Collateral damage
It looks like the Twitter denial of service attack that occurred yesterday, and is still affecting the service today, was in fact collateral damage from an attack on a single blogger based in Georgia - the country, not the US state.
The attack also affected Facebook, LiveJournal and Google-owned Blogger and YouTube, according to several websites, including CNET and the New York Times, who have testimony from insiders to this effect.
Speaking to CNET, Max Kelly, chief security officer as Facebook, said Georgian blogger ‘Cyxymu' was the target. "It was a simultaneous attack across a number of properties targeting him to keep his voice from being heard," Kelly said.
"The people who are coordinating this attack, the criminals, are definitely determined and using a lot of resources.
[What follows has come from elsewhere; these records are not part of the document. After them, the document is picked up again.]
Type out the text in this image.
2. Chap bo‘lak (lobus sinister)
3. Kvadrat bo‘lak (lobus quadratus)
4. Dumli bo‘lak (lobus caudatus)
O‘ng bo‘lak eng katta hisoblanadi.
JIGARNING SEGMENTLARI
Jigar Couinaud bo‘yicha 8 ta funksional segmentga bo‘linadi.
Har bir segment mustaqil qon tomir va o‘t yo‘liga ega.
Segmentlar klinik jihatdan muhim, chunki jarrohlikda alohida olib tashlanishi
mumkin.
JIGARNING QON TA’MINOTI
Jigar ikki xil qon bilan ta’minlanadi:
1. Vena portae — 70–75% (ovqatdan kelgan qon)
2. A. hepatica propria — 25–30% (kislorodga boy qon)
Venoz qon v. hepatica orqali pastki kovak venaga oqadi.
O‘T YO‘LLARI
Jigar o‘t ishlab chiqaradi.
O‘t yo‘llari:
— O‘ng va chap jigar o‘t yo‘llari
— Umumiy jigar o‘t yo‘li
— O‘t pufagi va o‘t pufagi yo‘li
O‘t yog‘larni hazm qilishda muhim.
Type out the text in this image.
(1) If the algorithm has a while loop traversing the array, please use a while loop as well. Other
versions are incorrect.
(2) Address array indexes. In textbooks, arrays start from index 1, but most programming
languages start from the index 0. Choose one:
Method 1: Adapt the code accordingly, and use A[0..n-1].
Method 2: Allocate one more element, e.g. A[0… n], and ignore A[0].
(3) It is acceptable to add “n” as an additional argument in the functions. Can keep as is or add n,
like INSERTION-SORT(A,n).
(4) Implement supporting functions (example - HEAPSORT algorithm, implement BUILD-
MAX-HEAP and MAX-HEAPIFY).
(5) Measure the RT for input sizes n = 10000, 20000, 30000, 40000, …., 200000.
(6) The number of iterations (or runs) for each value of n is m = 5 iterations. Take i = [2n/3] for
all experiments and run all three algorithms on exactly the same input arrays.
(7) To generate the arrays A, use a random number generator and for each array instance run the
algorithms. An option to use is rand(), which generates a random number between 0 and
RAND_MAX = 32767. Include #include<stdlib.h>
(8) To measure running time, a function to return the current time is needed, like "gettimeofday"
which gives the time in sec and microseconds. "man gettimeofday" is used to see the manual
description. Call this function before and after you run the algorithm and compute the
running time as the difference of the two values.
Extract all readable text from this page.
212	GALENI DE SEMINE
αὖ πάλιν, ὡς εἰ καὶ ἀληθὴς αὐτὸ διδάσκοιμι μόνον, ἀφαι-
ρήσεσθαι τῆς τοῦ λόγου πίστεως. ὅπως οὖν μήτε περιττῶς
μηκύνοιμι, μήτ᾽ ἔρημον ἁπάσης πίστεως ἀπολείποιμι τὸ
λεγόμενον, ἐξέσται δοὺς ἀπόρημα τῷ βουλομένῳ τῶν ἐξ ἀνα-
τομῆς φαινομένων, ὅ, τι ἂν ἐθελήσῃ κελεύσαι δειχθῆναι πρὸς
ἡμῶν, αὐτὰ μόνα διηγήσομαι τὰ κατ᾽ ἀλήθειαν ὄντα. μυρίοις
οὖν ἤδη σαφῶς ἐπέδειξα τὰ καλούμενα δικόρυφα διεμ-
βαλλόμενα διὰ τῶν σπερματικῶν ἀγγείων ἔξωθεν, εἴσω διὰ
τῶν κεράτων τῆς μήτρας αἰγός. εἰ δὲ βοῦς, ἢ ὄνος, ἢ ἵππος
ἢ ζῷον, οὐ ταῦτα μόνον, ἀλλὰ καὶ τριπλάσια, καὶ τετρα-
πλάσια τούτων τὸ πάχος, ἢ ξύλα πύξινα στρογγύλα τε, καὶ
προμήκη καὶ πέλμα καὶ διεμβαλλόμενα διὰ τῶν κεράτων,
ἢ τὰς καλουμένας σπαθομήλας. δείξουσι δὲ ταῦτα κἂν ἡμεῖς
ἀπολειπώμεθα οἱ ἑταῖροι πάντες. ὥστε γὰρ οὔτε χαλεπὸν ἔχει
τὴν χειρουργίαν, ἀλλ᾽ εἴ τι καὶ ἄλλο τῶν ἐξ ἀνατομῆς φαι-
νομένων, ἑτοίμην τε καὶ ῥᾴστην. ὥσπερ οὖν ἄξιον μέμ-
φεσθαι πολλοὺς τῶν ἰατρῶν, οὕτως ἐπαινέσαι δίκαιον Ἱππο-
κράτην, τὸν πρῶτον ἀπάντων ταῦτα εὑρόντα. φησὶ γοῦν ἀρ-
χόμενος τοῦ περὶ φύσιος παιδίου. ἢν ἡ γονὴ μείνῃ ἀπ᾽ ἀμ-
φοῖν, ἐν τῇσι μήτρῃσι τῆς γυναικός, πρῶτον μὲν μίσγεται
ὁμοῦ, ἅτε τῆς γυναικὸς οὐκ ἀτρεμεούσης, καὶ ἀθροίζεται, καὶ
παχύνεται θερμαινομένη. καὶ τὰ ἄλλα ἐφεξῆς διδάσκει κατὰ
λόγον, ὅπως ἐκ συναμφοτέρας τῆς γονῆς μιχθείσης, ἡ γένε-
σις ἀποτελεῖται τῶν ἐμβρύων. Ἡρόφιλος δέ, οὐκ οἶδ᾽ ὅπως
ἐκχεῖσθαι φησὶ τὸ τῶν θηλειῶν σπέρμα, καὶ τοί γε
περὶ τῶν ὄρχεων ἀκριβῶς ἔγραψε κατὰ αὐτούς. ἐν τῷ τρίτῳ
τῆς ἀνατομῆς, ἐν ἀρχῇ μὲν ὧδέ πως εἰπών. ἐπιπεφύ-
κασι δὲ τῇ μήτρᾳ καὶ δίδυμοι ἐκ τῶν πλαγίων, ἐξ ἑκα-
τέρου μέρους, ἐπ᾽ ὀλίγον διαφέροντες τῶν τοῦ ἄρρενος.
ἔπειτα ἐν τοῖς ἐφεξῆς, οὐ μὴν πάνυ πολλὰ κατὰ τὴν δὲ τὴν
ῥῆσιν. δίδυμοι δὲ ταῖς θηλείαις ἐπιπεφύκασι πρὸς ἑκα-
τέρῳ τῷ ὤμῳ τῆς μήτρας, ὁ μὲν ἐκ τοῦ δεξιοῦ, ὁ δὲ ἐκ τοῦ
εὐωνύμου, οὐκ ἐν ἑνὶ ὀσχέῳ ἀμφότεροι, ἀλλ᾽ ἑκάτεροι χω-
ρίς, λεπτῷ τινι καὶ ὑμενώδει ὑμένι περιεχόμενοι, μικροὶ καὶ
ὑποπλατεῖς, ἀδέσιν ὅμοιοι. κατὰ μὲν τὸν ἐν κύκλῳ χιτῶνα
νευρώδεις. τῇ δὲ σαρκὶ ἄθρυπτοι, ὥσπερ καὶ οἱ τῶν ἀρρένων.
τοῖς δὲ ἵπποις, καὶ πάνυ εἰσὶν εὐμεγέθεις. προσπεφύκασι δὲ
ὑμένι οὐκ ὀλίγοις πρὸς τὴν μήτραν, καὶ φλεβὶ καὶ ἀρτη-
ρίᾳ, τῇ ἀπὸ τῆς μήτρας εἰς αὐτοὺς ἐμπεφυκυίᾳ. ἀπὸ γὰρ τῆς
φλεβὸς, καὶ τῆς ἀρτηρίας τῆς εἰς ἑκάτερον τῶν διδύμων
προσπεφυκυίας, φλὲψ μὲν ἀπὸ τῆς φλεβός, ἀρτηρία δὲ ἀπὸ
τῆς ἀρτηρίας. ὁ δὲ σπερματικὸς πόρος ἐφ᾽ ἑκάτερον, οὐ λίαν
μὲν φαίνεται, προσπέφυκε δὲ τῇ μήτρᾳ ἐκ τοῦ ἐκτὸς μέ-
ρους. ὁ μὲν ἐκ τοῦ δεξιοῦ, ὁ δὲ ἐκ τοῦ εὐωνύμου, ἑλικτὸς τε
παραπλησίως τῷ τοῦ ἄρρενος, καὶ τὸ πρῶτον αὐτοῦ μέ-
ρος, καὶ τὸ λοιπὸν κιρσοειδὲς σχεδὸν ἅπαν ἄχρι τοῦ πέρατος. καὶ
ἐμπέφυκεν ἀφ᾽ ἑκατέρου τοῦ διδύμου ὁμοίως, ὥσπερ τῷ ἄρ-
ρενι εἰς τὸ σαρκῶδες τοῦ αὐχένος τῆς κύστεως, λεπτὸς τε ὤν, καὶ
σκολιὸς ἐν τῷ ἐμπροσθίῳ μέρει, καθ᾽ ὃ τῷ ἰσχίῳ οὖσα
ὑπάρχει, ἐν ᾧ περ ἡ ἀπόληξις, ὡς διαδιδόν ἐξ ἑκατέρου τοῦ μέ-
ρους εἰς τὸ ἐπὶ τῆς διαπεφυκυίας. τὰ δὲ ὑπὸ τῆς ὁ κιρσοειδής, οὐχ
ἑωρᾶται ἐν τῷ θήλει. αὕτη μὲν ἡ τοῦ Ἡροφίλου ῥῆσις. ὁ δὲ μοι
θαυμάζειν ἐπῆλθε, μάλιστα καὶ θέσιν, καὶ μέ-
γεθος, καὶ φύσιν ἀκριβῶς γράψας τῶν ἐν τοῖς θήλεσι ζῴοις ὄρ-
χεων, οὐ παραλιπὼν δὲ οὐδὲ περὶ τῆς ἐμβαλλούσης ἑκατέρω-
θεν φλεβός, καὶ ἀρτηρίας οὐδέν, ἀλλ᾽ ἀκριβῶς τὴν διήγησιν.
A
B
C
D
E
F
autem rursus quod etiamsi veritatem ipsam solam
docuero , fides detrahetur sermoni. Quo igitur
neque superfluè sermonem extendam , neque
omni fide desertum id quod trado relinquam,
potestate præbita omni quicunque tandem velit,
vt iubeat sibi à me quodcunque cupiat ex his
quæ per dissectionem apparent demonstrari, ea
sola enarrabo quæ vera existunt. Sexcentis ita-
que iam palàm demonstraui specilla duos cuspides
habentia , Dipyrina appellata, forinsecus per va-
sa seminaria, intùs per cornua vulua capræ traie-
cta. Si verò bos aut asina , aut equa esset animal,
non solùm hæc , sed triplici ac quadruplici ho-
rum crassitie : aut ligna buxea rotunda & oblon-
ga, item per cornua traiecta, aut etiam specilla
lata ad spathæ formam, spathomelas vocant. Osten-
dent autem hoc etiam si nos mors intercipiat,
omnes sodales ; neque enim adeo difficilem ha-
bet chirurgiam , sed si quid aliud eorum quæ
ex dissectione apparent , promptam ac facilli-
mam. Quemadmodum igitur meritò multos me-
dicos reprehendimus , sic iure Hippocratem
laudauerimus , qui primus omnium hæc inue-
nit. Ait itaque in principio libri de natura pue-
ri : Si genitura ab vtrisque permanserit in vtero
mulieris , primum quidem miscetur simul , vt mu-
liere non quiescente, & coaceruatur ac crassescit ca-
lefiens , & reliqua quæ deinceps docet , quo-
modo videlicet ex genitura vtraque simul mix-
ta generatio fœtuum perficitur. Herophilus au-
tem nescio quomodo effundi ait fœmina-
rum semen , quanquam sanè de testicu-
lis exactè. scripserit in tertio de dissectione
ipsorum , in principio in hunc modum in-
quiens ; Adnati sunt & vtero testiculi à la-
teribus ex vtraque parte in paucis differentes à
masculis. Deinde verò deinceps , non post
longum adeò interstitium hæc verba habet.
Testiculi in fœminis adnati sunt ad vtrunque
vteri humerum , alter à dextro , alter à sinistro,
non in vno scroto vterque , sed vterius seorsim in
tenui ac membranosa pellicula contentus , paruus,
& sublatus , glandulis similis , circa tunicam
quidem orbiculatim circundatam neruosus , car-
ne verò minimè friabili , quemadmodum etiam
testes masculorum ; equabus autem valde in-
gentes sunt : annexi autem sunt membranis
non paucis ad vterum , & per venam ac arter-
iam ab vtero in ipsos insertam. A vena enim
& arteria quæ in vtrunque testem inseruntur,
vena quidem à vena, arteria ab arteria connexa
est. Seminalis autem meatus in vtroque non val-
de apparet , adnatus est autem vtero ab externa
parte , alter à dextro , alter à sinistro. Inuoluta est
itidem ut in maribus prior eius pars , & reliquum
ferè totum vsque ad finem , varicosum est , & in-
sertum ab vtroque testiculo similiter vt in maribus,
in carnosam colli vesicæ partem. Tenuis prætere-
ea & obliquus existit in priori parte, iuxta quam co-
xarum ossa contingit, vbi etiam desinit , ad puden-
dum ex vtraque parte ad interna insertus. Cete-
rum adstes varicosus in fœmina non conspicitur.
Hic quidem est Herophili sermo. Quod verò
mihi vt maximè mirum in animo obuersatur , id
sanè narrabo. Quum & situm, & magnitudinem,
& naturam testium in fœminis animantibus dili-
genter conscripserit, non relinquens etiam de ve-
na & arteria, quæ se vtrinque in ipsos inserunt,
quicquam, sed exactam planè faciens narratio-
If they're asking our infrastructure to generate hundreds of pages a second, that's a lot of pages our users can't see."
Meanwhile the NY Times spoke to Bill Woodcock, an Internet traffic tracker, who reckoned they may have used a botnet to send loads of spam containing links to all Cyxymu's social media sites. The resulting traffic to his sites may have caused the subsequent denial of service.
There has been political and military tension between Georgia and Russia for some time, primarily concerning other smaller states in the Caucasus region that are seeking autonomous status.